Pilkada Jawa Barat 2018 kian seru setelah satu kandidat mendapatkan kendaraan politik, yaitu Ridwan Kamil. Walikota Bandung ini telah mendapatkan rekomendasi dari Partai Nasdem, PKB, PPP dan Partai Golkar.
Meski telah mendapat tambahan dukungan yakni rekomendasi dari Golkar, tidak berarti pria yang akrab dipanggil Kang Emil ini harus merasa tenang. Pasalnya, keputusan Partai Golkar mengusung RK menuai banyak kecaman. Itu karena Golkar mendepak begitu saja Ketua DPD Golkar Jawa Barat Dedi Mulyadi yang juga merupakan kandidat di Pilgub Jabar 2018.Â
Kecaman itu tidak hanya datang dari kader Golkar di tingkat kecamatan, tapi juga dari sejumlah organisasi masyarakat di Jabar. Mereka ramai-ramai mengecam keputusan DPP Golkar dan menganggapnya telah menghianati aspek kaderisasi partai.
Kekecewaan mereka atas keputusan DPP Golkar yang memilih mengung RK cukup dimaklumi. Pasalnya, berdasarkan survei yang dirilis Indo Barometer, Dedi Mulyadi sesunggunya memiliki peluang menang yang meyakinkan. Trend elektabilitasnya terus naik dan menempati posisi kedua dengan raihan 18,9 persen dibawahnya ada Deddy Mizwar 14,2 persen.

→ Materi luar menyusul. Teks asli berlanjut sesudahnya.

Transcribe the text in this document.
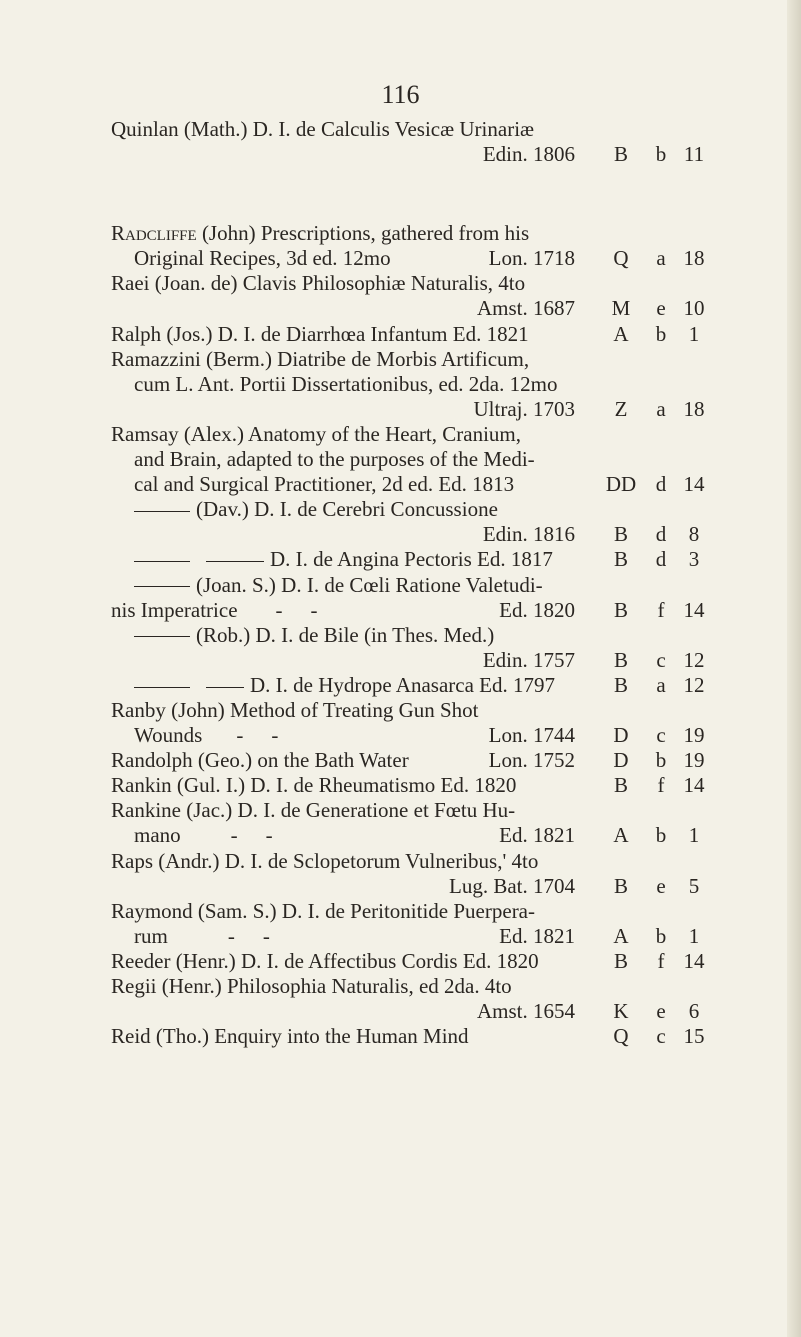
116
Quinlan (Math.) D. I. de Calculis Vesicæ Urinariæ
Edin. 1806	B	b 11
Radcliffe (John) Prescriptions, gathered from his
Original Recipes, 3d ed. 12mo	Lon. 1718	Q	a 18
Raei (Joan. de) Clavis Philosophiæ Naturalis, 4to
Amst. 1687	M	e 10
Ralph (Jos.) D. I. de Diarrhœa Infantum Ed. 1821	A	b	1
Ramazzini (Berm.) Diatribe de Morbis Artificum,
cum L. Ant. Portii Dissertationibus, ed. 2da. 12mo
Ultraj. 1703	Z	a 18
Ramsay (Alex.) Anatomy of the Heart, Cranium,
and Brain, adapted to the purposes of the Medi-
cal and Surgical Practitioner, 2d ed. Ed. 1813	DD d 14
(Dav.) D. I. de Cerebri Concussione
Edin. 1816	B	d	8
D. I. de Angina Pectoris Ed. 1817	B	d	3
(Joan. S.) D. I. de Cœli Ratione Valetudi-
nis Imperatrice - -	Ed. 1820	B	f 14
(Rob.) D. I. de Bile (in Thes. Med.)
Edin. 1757	B	c 12
D. I. de Hydrope Anasarca Ed. 1797	B	a 12
Ranby (John) Method of Treating Gun Shot
Wounds - -	Lon. 1744	D	c 19
Randolph (Geo.) on the Bath Water	Lon. 1752	D	b 19
Rankin (Gul. I.) D. I. de Rheumatismo Ed. 1820	B	f 14
Rankine (Jac.) D. I. de Generatione et Fœtu Hu-
mano - -	Ed. 1821	A	b	1
Raps (Andr.) D. I. de Sclopetorum Vulneribus,' 4to
Lug. Bat. 1704	B	e	5
Raymond (Sam. S.) D. I. de Peritonitide Puerpera-
rum	- -	Ed. 1821	A	b	1
Reeder (Henr.) D. I. de Affectibus Cordis Ed. 1820	B	f 14
Regii (Henr.) Philosophia Naturalis, ed 2da. 4to
Amst. 1654	K	e	6
Reid (Tho.) Enquiry into the Human Mind	Q	c 15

Peneliti Indo Barometer Hadi Suprapto mengatakan survei dilaksanakan pada 11-15 Oktober 2017 dengan responden sebanyak 800 orang itu memunculkan temuan baru yakni elektabilitas Dedi Mulyadi menyalip Deddy Mizwar. Menurut Hadi temuan ini mengindikasikan bahwa peluang Dedi Mulyadi untuk menang di Pilkada Jabar cukup besar karena terus mengalami kenaikan. Hal ini Hadi sampaikan dalam acara 'Peta dan Profil Calon Gubernur dan Wakil Gubernur Jabar 2018' di Hotel Aston Braga, Jalan Braga, Kota Bandung, Jumat (3/11).
Hadi juga menjelaskan untuk sementara hasil survei memang masih menempatkan Ridwan Kamil di posisi teratas. Namun bagi Hadi posisi ini bukan strong supporter, dalam arti masih rentan dan ngeblok di perkotaan. Untuk di wilayah pedesaan, berdasarkan temuan surveinya Ridwan Kamil belum dikenal dan dipandang tidak merakyat.
Bahkan survei IB menemukan bahwa  adanya opini negative dan ketidaksukaan terhadap RK. RK dinilai kurang paham politik 12,5 persen, dan yang tertinggi dipandang sombong dengan persentase 37,5 persen.
Senada dengan temuan Indo Barometer, Jaringan Pemilih Jabar juga menemukan sosok RK tidak sekuat yang diberitakan media massa. Koordinator JPJ Asep Romli mengatakan, lembaganya melakukan diskusi kelompok terfokus atau biasa disebut FGD (focus group discussion) di beberapa wilayah di Jawa Barat, hasilnya ditemukan bahwa RK dipandang tidak cocok memimpin Jawa Barat yang mayoritas rakyatnya tinggal perkampungan dan pedesaan.
FGD itu digelar di wilayah Bogor, Karawang, Bandung, Cirebon dan di Ciamis, hasilnya mengemuka pandangan bahwa RK lebih cocok jadi gubernur di Jakarta atau jadi walikota Bandung lagi. Itu karena kemampuannya dipandang spesifik perkotaan.
Menurut Asep, orang di desa tidak suka RK. Hal ini tak terlepas dari gaya bicara dan bahasanya yang terlalu tinggi, dan tidak mudah dipahami. RK dianggap sombong, sok pinter, sepertinya sopan tapi arogan.
Melihat dua temuan tersebut dapat diprediksi, pilkada Jabar 2018 akan berlangsung seru. Dedi Mulyadi bisa saja diusung partai lain seperti PDI Perjuangan, Partai Demokrat bahkan bukan tidak mungkin akan berkoalisi dengan Gerindra dan PKS. Posisinya yang dizalimi oleh partainya sendiri akan memberi point khusus dan mendapat simpati publik.